Filme do Dia: Simão do Deserto (1964), Luis Buñuel



Simão do Deserto (Simon del Deserto, Espanha, 1964) Direção: Luis Buñuel. Rot.Original: Julio Alejandro & Luis Buñuel. Fotografia: Gabriel Figueroa. Música: Raúl Lavista. Com: Claudio Brook, Silvia Pinal, Luis Aceves Castañeda, Antonio Bravo, Enrique del Castillo, Enrique García Álvarez, Jesús Fernández Martínez, Francisco Reiguera, Gláuber Rocha, Hortensia Santoveña, Enrique Álvarez Félix.

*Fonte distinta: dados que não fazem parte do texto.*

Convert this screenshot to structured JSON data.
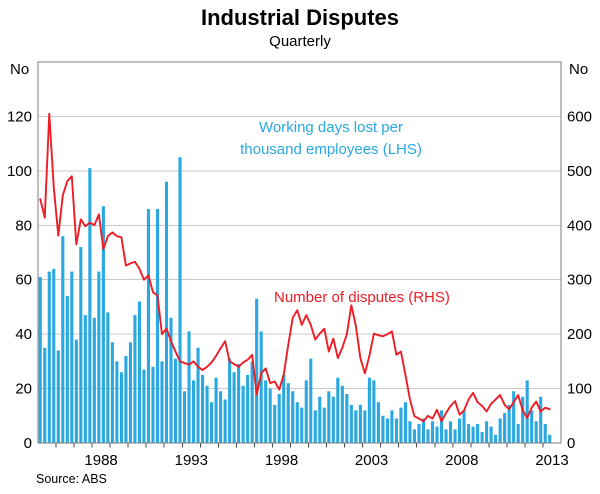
{
  "page": {
    "title": "Industrial Disputes",
    "subtitle": "Quarterly",
    "source": "Source: ABS"
  },
  "axes": {
    "left_unit": "No",
    "right_unit": "No",
    "left_ticks": [
      0,
      20,
      40,
      60,
      80,
      100,
      120
    ],
    "right_ticks": [
      0,
      100,
      200,
      300,
      400,
      500,
      600
    ],
    "x_tick_labels": [
      "1988",
      "1993",
      "1998",
      "2003",
      "2008",
      "2013"
    ]
  },
  "legend": {
    "bars_label_line1": "Working days lost per",
    "bars_label_line2": "thousand employees (LHS)",
    "line_label": "Number of disputes (RHS)"
  },
  "colors": {
    "bars": "#29A8E1",
    "line": "#EE1C25",
    "grid": "#C9C9C9",
    "frame": "#7E7E7E",
    "tick": "#4D4D4D",
    "text": "#000000"
  },
  "chart_data": {
    "type": "combo-bar-line",
    "title": "Industrial Disputes",
    "subtitle": "Quarterly",
    "frequency": "quarterly",
    "x_start": "1985Q1",
    "x_end": "2013Q2",
    "x_axis_year_span": [
      1985,
      2014
    ],
    "x_year_tick_range": [
      1986,
      2013
    ],
    "x_tick_labels_years": [
      1988,
      1993,
      1998,
      2003,
      2008,
      2013
    ],
    "lhs_axis": {
      "label": "No",
      "range": [
        0,
        140
      ],
      "labeled_ticks": [
        0,
        20,
        40,
        60,
        80,
        100,
        120
      ]
    },
    "rhs_axis": {
      "label": "No",
      "range": [
        0,
        700
      ],
      "labeled_ticks": [
        0,
        100,
        200,
        300,
        400,
        500,
        600
      ]
    },
    "grid": "horizontal-only",
    "series": [
      {
        "name": "Working days lost per thousand employees",
        "axis": "LHS",
        "type": "bar",
        "values": [
          61,
          35,
          63,
          64,
          34,
          76,
          54,
          63,
          38,
          72,
          47,
          101,
          46,
          63,
          87,
          48,
          37,
          30,
          26,
          32,
          37,
          47,
          52,
          27,
          86,
          28,
          86,
          30,
          96,
          46,
          31,
          105,
          19,
          41,
          23,
          35,
          25,
          21,
          15,
          24,
          19,
          16,
          31,
          26,
          29,
          21,
          25,
          30,
          53,
          41,
          23,
          20,
          14,
          18,
          25,
          22,
          19,
          15,
          13,
          23,
          31,
          12,
          17,
          13,
          19,
          17,
          24,
          21,
          18,
          14,
          12,
          14,
          12,
          24,
          23,
          15,
          10,
          9,
          12,
          9,
          13,
          15,
          8,
          5,
          7,
          9,
          5,
          8,
          6,
          12,
          5,
          8,
          5,
          9,
          12,
          7,
          6,
          7,
          4,
          8,
          6,
          3,
          9,
          11,
          14,
          19,
          7,
          17,
          23,
          12,
          8,
          17,
          7,
          3
        ]
      },
      {
        "name": "Number of disputes",
        "axis": "RHS",
        "type": "line",
        "values": [
          448,
          414,
          605,
          470,
          381,
          455,
          481,
          490,
          365,
          411,
          398,
          405,
          400,
          420,
          356,
          380,
          387,
          380,
          378,
          326,
          330,
          333,
          320,
          300,
          308,
          277,
          271,
          200,
          210,
          187,
          168,
          150,
          147,
          144,
          150,
          140,
          134,
          140,
          148,
          160,
          174,
          187,
          150,
          145,
          140,
          148,
          153,
          162,
          89,
          128,
          137,
          110,
          113,
          98,
          125,
          180,
          230,
          244,
          217,
          235,
          217,
          190,
          201,
          210,
          168,
          192,
          156,
          175,
          200,
          253,
          215,
          156,
          128,
          160,
          201,
          198,
          196,
          200,
          205,
          162,
          168,
          125,
          80,
          49,
          45,
          40,
          50,
          45,
          61,
          40,
          55,
          68,
          77,
          52,
          60,
          80,
          92,
          75,
          68,
          58,
          72,
          80,
          88,
          70,
          62,
          75,
          88,
          60,
          46,
          65,
          76,
          58,
          65,
          62
        ]
      }
    ]
  }
}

     Simão (Brook), do alto de seu púlpito (uma coluna elevada no meio do vazio do deserto), prega dia e noite, sempre em pé. Sua mãe (Santovenã) sempre o observa. Religiosos de uma ordem próxima e  mendigos são os que aparecem geralmente atrás de suas graças. Porém até mesmo ao milagre de ter conseguido um novo par de mãos para um mutilado (del Castillo), a reação dos presentes é morna, e o primeiro ato do mutilado com suas novas mãos é estapear o filho que lhe pergunta se suas mãos são realmente novas. Sempre visto com certa desconfiança, inclusive pelos próprios religiosos, que se dividem quando um deles afirma que Simão não passa de um simulador e que, na verdade, passa muito bem com as oferendas que são depositadas em sua cesta. Depois tem um acesso apoplético e afirma que Simão está com a verdade, embora jure que ainda irá desmascará-lo. Um dos religiosos é punido com Simão, que não quer mais vê-lo, já que o percebera desejando uma mulher que passava, retornando para lhe dizer que sua pregação nada poderia contra a invasão que o país estava sofrendo e que acabaria com a própria aldeia em pouco tempo. Entre alguns dos interlocutores costumazes de Simão encontram-se um efeminado noviço (a quem aponta que deve abandonar a congregação até que possua uma barba como os outros), um anão que nada entende de suas pregações (Martínez) e que possui uma afeição especial por sua cabra, e o demônio (Pinal), travestido de mulher, que o atormenta tanto sexualmente como fazendo-se passar por Deus e que carrega Simão para um clube moderno onde jovens dançam rock em Nova York.

Delirante e impagável visão de um episódio da tradição cristã a anos-luz da referência tradicional que temas semelhantes ganharam na moral hollywoodiana e mundial, grave, luxuosa e voltada exclusivamente para a bilheteria. Aproxima-se, até certo ponto, da simpática visão que Pasoliniapresenta em O Evangelho Segundo São Mateus (1964), e principalmente do episódio do cineasta em RoGoPag (em tom não menos burlesco), porém radicaliza na sua característica despojada e Simão ganha  uma graça, leveza e, por vezes, hilaridade, nada sobrehumanas como no momento em que, à guisa da falta de humanos para abençoar, abençoa uma abelha ou ainda quando esquece a prece que começa a dizer. Ou mesmo quando os indivíduos que alcançam a graça, logo mecanicamente voltam a viver e abandonam instantaneamente o tom submisso, como na cena do milagre. O caráter messiânico do personagem possui sua força e limitações em si próprio, no sentido de que nada pode contra a história maior (a invasão estrangeira nem sequer chega a ser compreendida por ele). O episódio final, uma saída precária para a falta de financiamento ocorrida no meio da produção, agrega ao filme um caráter datado desnecessário. Gláuber Rocha aparece como figurante. STPC. 45 minutos.